In this study the number of babies born with birth weight less than 2.5 kg was 19(17.9%), whereas those born with birth weight more than 2.5 kg was 87(82.1%). Of those with birth weight was less than 2.5 kgs, 57.9% had lateral placentas whereas only 29.9% women with laterally located placenta had babies with birth weight more than 2.5 kg. This finding was found to be statistically significant with p value of 0.020. This finding was similar to studies done by Kofinas et al.,4 which showed a 2.7 times increased risk of IUGR in women with laterally located placenta as compared to centrally located placenta. Similarly studies conducted by Kalanithi LEG.6 sshowed a 3.8 increased risk of IUGR in women with laterally located placenta as compared to centrally located placenta. In contrast studies by Liberati et al.,5 Magann EF et al7 found no significant association between placental location and birth weight.
Conclusion
The study was carried out to find the relationship between placental position in second trimester and subsequent development of preeclampsia.

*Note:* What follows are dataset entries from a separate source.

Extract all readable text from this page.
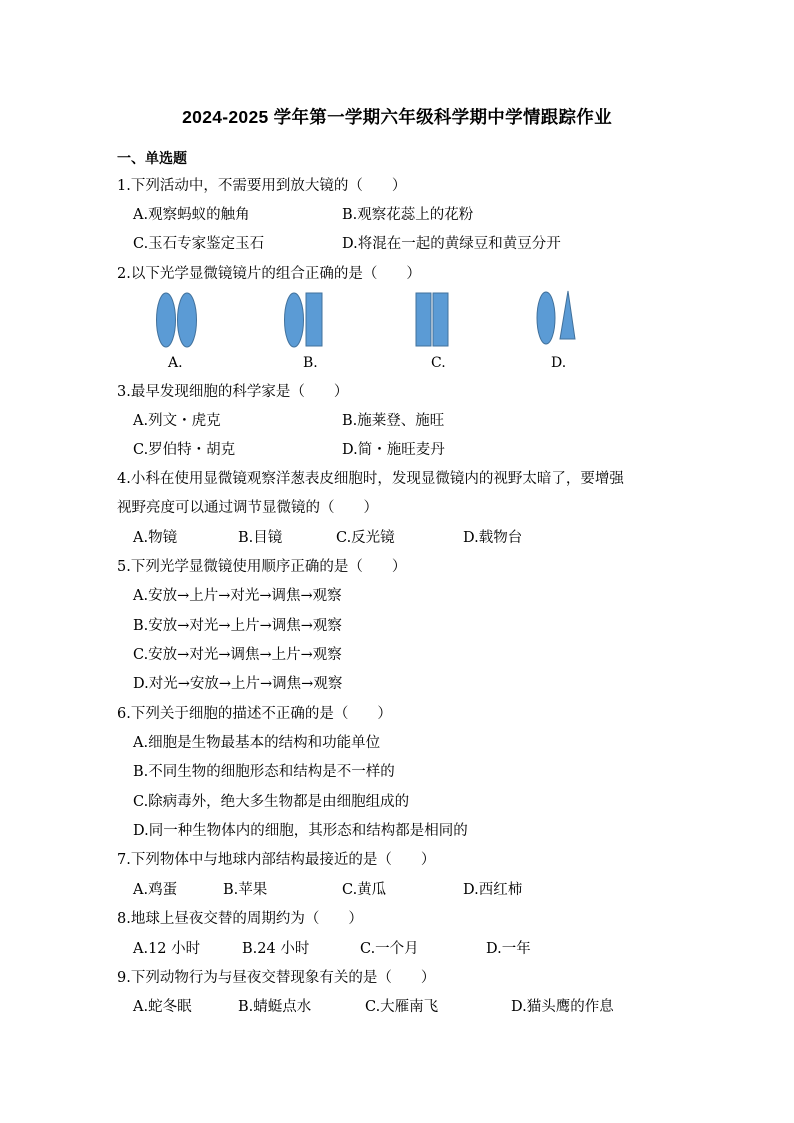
2024-2025 学年第一学期六年级科学期中学情跟踪作业
一、单选题
1.下列活动中，不需要用到放大镜的（　　）
A.观察蚂蚁的触角	B.观察花蕊上的花粉
C.玉石专家鉴定玉石	D.将混在一起的黄绿豆和黄豆分开
2.以下光学显微镜镜片的组合正确的是（　　）
A.	B.	C.	D.
3.最早发现细胞的科学家是（　　）
A.列文・虎克	B.施莱登、施旺
C.罗伯特・胡克	D.简・施旺麦丹
4.小科在使用显微镜观察洋葱表皮细胞时，发现显微镜内的视野太暗了，要增强
视野亮度可以通过调节显微镜的（　　）
A.物镜	B.目镜	C.反光镜	D.载物台
5.下列光学显微镜使用顺序正确的是（　　）
A.安放→上片→对光→调焦→观察
B.安放→对光→上片→调焦→观察
C.安放→对光→调焦→上片→观察
D.对光→安放→上片→调焦→观察
6.下列关于细胞的描述不正确的是（　　）
A.细胞是生物最基本的结构和功能单位
B.不同生物的细胞形态和结构是不一样的
C.除病毒外，绝大多生物都是由细胞组成的
D.同一种生物体内的细胞，其形态和结构都是相同的
7.下列物体中与地球内部结构最接近的是（　　）
A.鸡蛋	B.苹果	C.黄瓜	D.西红柿
8.地球上昼夜交替的周期约为（　　）
A.12 小时	B.24 小时	C.一个月	D.一年
9.下列动物行为与昼夜交替现象有关的是（　　）
A.蛇冬眠	B.蜻蜓点水	C.大雁南飞	D.猫头鹰的作息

This study revealed that the patient with laterally located placenta had more number of preeclampsia later in pregnancy than centrally located placenta.
Furthermore the association was seen between IUGR and placental location, with more cases seen with laterally located placenta.
In spite of much research, there is no practical, acceptable and reliable method that predicts development of preeclampsia. Placental location by ultrasound at 18-24 weeks of gestation appears to be promising approach to categorize women as a high risk cases for the development of preeclampsia especially in developing countries with limited resources thereby decreasing the morbidity and mortality.